Tuesday, April 1, 2008

The wedding rehearsal

*I wrote this the night before Patrick and Robyn's wedding almost two years. I love weddings.*

The joy is bottled up like a shaken Coke, ready to burst and explode sweetness everywhere. In casual clothing we smile and giggle and elbow each other at the shadow tomorrow casts on today, a faint imprint of the joy of two young people so madly in love with each other they can only whisper it in case its spell is broken. We are told our whole lives that fairy tales don’t exist anywhere other than in well-thumbed picture books or on celluloid screens, and yet here it is, right in front of us. Though we are not in a wooded glade or the topmost tower of a castle surrounded by magma and kept by dragons, here is true love’s kiss, true love’s smile, a snapshot of a future in which two lives never part. The wedding rehearsal couldn’t have been long, but time wore boots of lead and dragged us through the treacle thick air so as to leave us suspended in this moment of such bliss; for what other word is there to describe times like these?
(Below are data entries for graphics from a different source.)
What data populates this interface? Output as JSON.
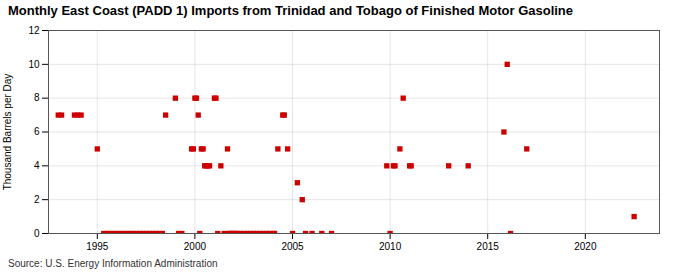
{
  "chart_data": {
    "type": "scatter",
    "title": "Monthly East Coast (PADD 1) Imports from Trinidad and Tobago of Finished Motor Gasoline",
    "ylabel": "Thousand Barrels per Day",
    "source": "Source: U.S. Energy Information Administration",
    "color": "#cc0000",
    "marker": "square",
    "grid": true,
    "xlim": [
      1992.5,
      2023.8
    ],
    "xticks": [
      1995,
      2000,
      2005,
      2010,
      2015,
      2020
    ],
    "ylim": [
      0,
      12
    ],
    "yticks": [
      0,
      2,
      4,
      6,
      8,
      10,
      12
    ],
    "x": [
      1993.0,
      1993.17,
      1993.83,
      1994.0,
      1994.17,
      1995.0,
      1995.33,
      1995.5,
      1995.67,
      1995.83,
      1996.0,
      1996.17,
      1996.33,
      1996.5,
      1996.67,
      1996.83,
      1997.0,
      1997.17,
      1997.33,
      1997.5,
      1997.67,
      1997.83,
      1998.0,
      1998.17,
      1998.33,
      1998.5,
      1999.0,
      1999.17,
      1999.33,
      1999.83,
      1999.92,
      2000.0,
      2000.08,
      2000.17,
      2000.25,
      2000.33,
      2000.42,
      2000.5,
      2000.58,
      2000.67,
      2000.75,
      2001.0,
      2001.08,
      2001.17,
      2001.33,
      2001.5,
      2001.67,
      2001.75,
      2001.83,
      2001.92,
      2002.0,
      2002.08,
      2002.17,
      2002.33,
      2002.5,
      2002.67,
      2002.83,
      2003.0,
      2003.17,
      2003.33,
      2003.5,
      2003.67,
      2003.83,
      2004.0,
      2004.08,
      2004.25,
      2004.5,
      2004.58,
      2004.75,
      2005.0,
      2005.25,
      2005.5,
      2005.67,
      2006.0,
      2006.5,
      2007.0,
      2009.83,
      2010.0,
      2010.17,
      2010.25,
      2010.5,
      2010.67,
      2011.0,
      2011.08,
      2013.0,
      2014.0,
      2015.83,
      2016.0,
      2016.17,
      2017.0,
      2022.5
    ],
    "values": [
      7,
      7,
      7,
      7,
      7,
      5,
      0,
      0,
      0,
      0,
      0,
      0,
      0,
      0,
      0,
      0,
      0,
      0,
      0,
      0,
      0,
      0,
      0,
      0,
      0,
      7,
      8,
      0,
      0,
      5,
      5,
      8,
      8,
      7,
      0,
      5,
      5,
      4,
      4,
      4,
      4,
      8,
      8,
      0,
      4,
      0,
      5,
      0,
      0,
      0,
      0,
      0,
      0,
      0,
      0,
      0,
      0,
      0,
      0,
      0,
      0,
      0,
      0,
      0,
      0,
      5,
      7,
      7,
      5,
      0,
      3,
      2,
      0,
      0,
      0,
      0,
      4,
      0,
      4,
      4,
      5,
      8,
      4,
      4,
      4,
      4,
      6,
      10,
      0,
      5,
      1
    ]
  }
}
And yet it falls short, as all words do, as the two fumble through their vows which tomorrow will shake and crack in their throats as two bodies come to terms with the earth-shattering moment of becoming one. Every pair of eyes in the room quietly practices what they will surely do tomorrow, though for now we hold it in as best we can. We keep our tears in our eyes and our laughter in our throats. We giggle and jostle and look forward to tomorrow, to gazing on as the miracle of love happens right in front of us; (oh watchers, you are blessed!) We remind ourselves of the privilege of being in proximity to such great love. And as the rehearsal draws to an end, if you look carefully enough you can see tomorrow’s photo slowly develop just as timid stars press through an evening sky. You blink, and there they are in a future a mere breath away. A crying groom, a smiling bride.